Furnham, A., & Allass, K. (1999). The influence of musical distraction of varying complexity on the cognitive performance of extroverts and introverts. European Journal of Personality, 13(1), 27-38. doi: 10.1002/(SICI)1099-0984(199901/02)13:1<27::AID-PER318>3.0.CO;2-R

Jourdain, R. (1997). Music, the brain, and ecstasy : How music captures our imagination (1st ed. ed.). New York: W. Morrow.

Patston, L. L. M., & Tippett, L. J. (2011). The effect of background music on cognitive performance in musicians and nonmusicians. Music Perception, 29(2), 173-183.

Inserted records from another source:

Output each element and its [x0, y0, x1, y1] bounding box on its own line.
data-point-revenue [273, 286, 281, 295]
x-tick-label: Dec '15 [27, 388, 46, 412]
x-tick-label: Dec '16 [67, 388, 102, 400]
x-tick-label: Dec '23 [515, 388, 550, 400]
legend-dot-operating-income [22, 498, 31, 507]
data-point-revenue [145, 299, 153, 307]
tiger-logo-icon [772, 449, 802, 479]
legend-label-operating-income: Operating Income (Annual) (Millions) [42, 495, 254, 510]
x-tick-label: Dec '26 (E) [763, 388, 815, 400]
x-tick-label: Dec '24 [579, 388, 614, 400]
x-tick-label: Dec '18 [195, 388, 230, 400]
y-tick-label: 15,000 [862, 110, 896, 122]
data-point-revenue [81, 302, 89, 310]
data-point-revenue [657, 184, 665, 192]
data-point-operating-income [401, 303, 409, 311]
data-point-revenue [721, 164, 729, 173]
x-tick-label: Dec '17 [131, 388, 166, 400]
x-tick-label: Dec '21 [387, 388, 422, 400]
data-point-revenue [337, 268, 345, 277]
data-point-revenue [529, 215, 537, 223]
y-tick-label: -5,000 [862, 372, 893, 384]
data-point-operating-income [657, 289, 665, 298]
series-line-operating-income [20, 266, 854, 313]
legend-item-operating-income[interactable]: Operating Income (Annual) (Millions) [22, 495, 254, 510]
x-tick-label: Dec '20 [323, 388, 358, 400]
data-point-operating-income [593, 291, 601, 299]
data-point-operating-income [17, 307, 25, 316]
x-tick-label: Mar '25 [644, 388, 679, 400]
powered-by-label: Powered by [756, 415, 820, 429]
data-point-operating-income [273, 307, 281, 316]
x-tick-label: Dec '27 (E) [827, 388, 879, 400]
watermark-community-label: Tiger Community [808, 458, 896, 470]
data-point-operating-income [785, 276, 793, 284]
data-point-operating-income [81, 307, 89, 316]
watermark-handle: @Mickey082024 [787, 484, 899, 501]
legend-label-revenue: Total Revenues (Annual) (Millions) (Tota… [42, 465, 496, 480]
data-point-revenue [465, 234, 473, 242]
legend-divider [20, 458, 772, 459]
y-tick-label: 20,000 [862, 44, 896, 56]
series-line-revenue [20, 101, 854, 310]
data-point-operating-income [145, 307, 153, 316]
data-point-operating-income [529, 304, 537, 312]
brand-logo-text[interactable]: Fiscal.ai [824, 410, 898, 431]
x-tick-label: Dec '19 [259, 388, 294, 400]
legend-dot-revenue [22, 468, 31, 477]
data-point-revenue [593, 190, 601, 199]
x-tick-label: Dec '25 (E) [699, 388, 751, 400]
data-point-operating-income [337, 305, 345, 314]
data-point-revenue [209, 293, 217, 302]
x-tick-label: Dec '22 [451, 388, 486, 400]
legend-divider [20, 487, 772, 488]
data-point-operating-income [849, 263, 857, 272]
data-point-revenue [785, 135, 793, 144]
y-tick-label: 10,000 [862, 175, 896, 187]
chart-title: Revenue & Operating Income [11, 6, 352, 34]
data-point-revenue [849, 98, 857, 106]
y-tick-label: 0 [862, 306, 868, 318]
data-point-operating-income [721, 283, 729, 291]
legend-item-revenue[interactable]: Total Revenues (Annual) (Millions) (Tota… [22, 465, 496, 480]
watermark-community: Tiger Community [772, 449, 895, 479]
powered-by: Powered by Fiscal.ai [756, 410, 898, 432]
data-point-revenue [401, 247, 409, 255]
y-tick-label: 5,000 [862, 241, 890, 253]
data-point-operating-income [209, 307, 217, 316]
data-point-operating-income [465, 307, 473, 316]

Perham, N., & Vizard, J. (2011). Can preference for background music mediate the irrelevant sound effect? Applied Cognitive Psychology, 25(4), 625-631. doi: 10.1002/acp.1731

Huang, R.H. & Shih, Y. (2011). Effects of background music on concentration of workers. Work, 38(4), 383-387. doi: 10.3233/WOR-2011-1141

Shih, Y. N., Huang, R. H., & Chiang, H. Y. (2012). Background music: Effects on attention performance. Work (Reading, Mass.), 42(4), 573-578. doi: 10.3233/WOR-2012-1410

2 comments:

Unknown said...

I like the topic you choose for this paper as it covers a lot of ground concerning musicians, non-musicians and extroverts and introverts and the type of music we can tolerate while doing tasks. I know that I am an extrovert and sometimes listening to uplifting instrumental music helps me get rid of my inner critic especially when I am writing. I seem to focus more and have clearer thoughts. I was surprised to see that there have been no conclusive findings regarding this research.

Amanda Tosoff said...

Your essay highlights some very interesting ideas. I personally find it very difficult to focus when listening to music, especially if it is music I enjoy or have studied previously. I can definitely see how musicians in the Patston & Tippett study scored less when listening to piano music in comparison to silence. I thought it was interesting how musicians scored even worse the music had errors. I think I would react this way as well! It it also very interesting that non-musicians were not impacted as significantly as musicians in this study. My boyfriend, who has never studied music, can listen to music while he reads or studies - his brain is not trained to hear music in the same way musicians do. I suppose the reason I cannot study or read with music on has to do with the overlap of musical and language processes that you mention occur in musician's brains. I'd love to know more about how language and music overlap!